I haven’t worked in the space program for more than a quarter-century, having left employment with a Department of Defense contractor to start a multimedia consulting firm back in 1994, but aerospace technology has been a lifelong fascination. I recently married into a family with a math-whiz wife (who, on cool days, wears a NASA sweatshirt that her late husband bought her) and two kindergarten-age daughters, and we were all keen to watch the first launch attempt of the Endeavour. 

While the first attempt didn’t pan out due to weather, we (along with several million other space buffs) watched the second on the YouTube live stream the following Saturday. At around the 2-minute mark prior to launch, as the lines were being vented, my older daughter looked up and said, “They have 2 minutes until rock off!” 

The girls continued to watch through a flawless launch, the store separation of the reusable Falcon 9, its landing on the Of Course I Still Love You recovery ship in the Atlantic Ocean, and the continuation of the Endeavour’s mission transporting astronauts Robert Behn­ken and Douglas Hurley to the edge of space. Throughout that 15-minute period, we talked a bit about the space shuttle program and moon landings, but it wasn’t until the next day—about 10 minutes before we headed to church, which had recently reopened—that we talked in more detail about Endeavour and how risky these manned programs can be.

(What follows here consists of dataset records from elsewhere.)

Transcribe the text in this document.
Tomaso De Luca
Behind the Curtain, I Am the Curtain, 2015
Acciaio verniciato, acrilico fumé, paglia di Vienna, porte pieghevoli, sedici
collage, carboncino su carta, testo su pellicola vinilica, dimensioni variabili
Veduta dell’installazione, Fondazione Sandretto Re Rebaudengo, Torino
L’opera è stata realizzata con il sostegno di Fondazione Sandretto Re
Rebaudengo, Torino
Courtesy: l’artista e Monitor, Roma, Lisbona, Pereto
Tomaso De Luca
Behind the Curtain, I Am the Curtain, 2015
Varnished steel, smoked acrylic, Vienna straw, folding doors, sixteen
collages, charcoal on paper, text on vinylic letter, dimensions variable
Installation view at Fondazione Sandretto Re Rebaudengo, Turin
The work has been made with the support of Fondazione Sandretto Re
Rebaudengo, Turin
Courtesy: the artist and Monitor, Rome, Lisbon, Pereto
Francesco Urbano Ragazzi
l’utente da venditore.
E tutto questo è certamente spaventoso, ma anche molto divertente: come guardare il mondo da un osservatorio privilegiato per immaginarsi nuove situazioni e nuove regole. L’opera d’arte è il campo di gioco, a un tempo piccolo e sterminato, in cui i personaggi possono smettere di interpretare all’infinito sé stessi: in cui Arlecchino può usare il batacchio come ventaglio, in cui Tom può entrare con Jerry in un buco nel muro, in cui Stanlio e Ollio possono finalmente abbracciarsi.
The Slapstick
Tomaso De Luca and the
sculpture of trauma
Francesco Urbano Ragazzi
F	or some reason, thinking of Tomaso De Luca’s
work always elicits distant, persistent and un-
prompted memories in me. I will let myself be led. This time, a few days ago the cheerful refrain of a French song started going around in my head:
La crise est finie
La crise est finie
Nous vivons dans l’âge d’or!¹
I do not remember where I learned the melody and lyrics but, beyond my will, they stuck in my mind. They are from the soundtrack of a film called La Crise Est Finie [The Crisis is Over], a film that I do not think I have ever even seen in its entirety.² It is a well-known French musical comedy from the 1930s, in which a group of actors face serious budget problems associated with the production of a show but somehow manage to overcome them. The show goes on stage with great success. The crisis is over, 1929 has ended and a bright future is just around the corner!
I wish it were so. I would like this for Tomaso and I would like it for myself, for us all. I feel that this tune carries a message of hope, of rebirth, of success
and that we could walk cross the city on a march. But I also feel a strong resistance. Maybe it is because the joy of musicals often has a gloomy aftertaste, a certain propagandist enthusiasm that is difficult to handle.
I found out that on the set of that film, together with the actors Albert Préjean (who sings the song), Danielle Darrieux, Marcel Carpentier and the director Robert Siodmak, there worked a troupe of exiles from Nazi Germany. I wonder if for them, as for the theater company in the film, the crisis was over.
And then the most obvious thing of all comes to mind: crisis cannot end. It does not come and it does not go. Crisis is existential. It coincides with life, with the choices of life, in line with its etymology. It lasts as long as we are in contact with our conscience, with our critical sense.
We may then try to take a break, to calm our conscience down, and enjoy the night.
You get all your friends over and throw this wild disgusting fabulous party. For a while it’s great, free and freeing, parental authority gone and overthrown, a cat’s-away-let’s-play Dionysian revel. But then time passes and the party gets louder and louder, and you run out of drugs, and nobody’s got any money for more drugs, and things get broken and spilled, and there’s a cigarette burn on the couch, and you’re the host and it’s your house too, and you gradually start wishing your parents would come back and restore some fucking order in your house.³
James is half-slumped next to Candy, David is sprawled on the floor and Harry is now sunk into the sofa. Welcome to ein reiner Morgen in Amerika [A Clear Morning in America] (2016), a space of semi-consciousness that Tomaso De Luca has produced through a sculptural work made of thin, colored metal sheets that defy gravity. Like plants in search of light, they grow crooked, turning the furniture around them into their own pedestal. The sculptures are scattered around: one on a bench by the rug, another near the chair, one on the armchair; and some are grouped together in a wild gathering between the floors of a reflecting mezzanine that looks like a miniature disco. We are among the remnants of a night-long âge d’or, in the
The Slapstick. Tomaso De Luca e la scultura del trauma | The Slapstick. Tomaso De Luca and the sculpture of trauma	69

It brought back memories of long before I worked in aerospace, watching the Challenger disaster unfold on a small television in our school classroom. And it made me wonder how we would explain the process to our children if—God forbid—the time comes that a live stream captures moments like that space shuttle disaster of so long ago.

Yet, all of that won’t stop our global thirst for answering the question of what lies beyond, and the footage of the Endeavour docking with the ISS was not only incredibly sharp and detailed, but a reminder to this 50-year-old kid that our industry delivers more than just entertainment on a global scale.

Rock on (or off, as my daughter says), Endeavour!